Interesting Tim O'Reilly article.

From: Wayne M. Smith <wmsmith_at_earthlink.net>
Date: Fri Dec 13 22:59:01 2002

> On Thu, 12 Dec 2002, Wayne M. Smith wrote:
>
> > I became dubious as soon as he trotted out the "sample-then-buy" myth.
While
> > this argument might not have been laughable 4-5 years ago before CD burners
were
> > cheap and widespread, it's preposterous today. The rest is largely "blame
the
> > victim" drivel in the form of
> >
"you-haven't-given-us-what-we-want-in-the-form-we-want-it-so-that-justifies-our-
> > stealing-it-from-you-until-you-do" -- or as O'Reilly cutely puts it "Give
the
> > Wookie what he wants."
>
> Hi Wayne.
>
> I don't find it preposterous at all. I burned one CD of Napster-derived
> Jimi Hendrix music that I liked (and passed a couple copies around). I
> bought probably 10-15 CDs based on music I had discovered through
> Napster.
>
> I reward artists that make music I like by buying their albums. I suspect
> I am not alone.
>
You are in the vast majority, but it only takes a small minority engaged in
theft to turn the economics of the business upside down. The LA Times ran an
article last week where they interviewed college students about music buying
habits. Student after student stated that they hadn't bought a CD in a few
years, and offered all the usual justifications -- greedy recording industry,
rich artist, etc. No one mentions all the employees -- who rely on those greedy
artists et al. for jobs -- who have been laid off as sales have turned down.

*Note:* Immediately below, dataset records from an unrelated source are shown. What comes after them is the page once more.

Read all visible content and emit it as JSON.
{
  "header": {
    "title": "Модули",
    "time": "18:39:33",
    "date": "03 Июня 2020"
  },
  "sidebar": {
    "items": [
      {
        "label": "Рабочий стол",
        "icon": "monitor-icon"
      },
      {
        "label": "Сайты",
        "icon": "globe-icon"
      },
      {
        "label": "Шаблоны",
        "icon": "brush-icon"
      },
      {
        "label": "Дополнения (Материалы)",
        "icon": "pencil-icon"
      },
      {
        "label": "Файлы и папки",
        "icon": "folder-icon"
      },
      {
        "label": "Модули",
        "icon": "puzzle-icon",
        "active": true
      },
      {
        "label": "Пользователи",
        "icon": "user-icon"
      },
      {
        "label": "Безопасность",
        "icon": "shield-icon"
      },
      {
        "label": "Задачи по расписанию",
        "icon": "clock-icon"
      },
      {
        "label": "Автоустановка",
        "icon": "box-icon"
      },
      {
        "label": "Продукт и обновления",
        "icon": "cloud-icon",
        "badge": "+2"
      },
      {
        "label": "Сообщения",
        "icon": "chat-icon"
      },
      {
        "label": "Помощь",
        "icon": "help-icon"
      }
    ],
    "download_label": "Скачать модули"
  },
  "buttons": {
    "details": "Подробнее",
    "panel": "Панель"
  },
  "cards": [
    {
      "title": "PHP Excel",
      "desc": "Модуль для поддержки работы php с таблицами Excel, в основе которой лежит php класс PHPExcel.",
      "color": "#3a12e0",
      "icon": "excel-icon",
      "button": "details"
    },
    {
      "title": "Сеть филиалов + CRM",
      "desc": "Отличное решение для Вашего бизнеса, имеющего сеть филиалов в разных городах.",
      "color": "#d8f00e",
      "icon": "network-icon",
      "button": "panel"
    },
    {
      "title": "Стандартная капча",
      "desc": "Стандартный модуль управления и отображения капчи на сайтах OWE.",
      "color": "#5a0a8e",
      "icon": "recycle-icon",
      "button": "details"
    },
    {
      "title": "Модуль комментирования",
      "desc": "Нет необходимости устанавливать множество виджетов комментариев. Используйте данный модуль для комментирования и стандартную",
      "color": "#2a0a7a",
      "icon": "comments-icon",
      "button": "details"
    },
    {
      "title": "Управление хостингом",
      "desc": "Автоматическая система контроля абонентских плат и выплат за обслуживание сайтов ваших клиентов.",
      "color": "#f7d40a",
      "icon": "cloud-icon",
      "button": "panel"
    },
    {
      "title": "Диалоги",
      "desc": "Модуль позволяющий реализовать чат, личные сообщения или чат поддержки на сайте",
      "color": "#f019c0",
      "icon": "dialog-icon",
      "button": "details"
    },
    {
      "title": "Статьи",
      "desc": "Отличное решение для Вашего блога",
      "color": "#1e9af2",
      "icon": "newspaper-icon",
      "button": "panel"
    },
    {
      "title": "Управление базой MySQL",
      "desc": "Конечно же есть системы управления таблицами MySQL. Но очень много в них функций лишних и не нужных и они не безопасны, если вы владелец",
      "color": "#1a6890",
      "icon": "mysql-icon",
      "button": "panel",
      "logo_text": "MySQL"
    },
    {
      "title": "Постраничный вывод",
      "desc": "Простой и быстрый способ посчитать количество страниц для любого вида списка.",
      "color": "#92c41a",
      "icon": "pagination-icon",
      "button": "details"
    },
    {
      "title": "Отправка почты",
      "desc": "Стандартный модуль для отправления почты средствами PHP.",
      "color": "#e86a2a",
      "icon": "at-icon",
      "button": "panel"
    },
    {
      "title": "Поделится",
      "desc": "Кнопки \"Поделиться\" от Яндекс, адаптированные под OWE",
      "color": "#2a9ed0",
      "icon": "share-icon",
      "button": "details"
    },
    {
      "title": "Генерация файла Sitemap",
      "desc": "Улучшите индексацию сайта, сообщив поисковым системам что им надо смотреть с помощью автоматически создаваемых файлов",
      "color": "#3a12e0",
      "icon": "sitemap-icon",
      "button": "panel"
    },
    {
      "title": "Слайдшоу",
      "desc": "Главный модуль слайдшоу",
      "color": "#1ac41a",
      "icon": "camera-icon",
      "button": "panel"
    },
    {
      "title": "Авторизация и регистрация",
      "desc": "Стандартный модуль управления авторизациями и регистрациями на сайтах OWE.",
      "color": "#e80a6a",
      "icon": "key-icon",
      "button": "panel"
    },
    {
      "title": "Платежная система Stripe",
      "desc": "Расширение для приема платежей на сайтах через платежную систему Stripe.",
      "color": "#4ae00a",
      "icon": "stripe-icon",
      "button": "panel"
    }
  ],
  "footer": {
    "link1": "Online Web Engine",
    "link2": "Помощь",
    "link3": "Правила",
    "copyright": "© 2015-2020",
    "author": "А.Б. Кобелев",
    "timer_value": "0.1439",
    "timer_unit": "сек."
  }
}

> Ever since Napster went away I have returned to my normal buying habits of
> 1-2 CDs per 6 months. The drivel being played on the radio does not
> compel me to go to the store.
>
> > If you buy that, then you probably subscribe to that
> > mainstay of the hacker apocrypha that Jon Johansen created DeCSS because he
> > wanted to view DVDs on a Linux machine. Right.
>
> Yes, I buy that. There is nothing wrong with DeCSS, just like there is
> nothing wrong with a radio scanner, a lockpick set, a gun, etc. They are
> all just tools.
>
I agree, in general. But you could say that a nuclear device is a tool as well.
It's all in that "how you use it" thing.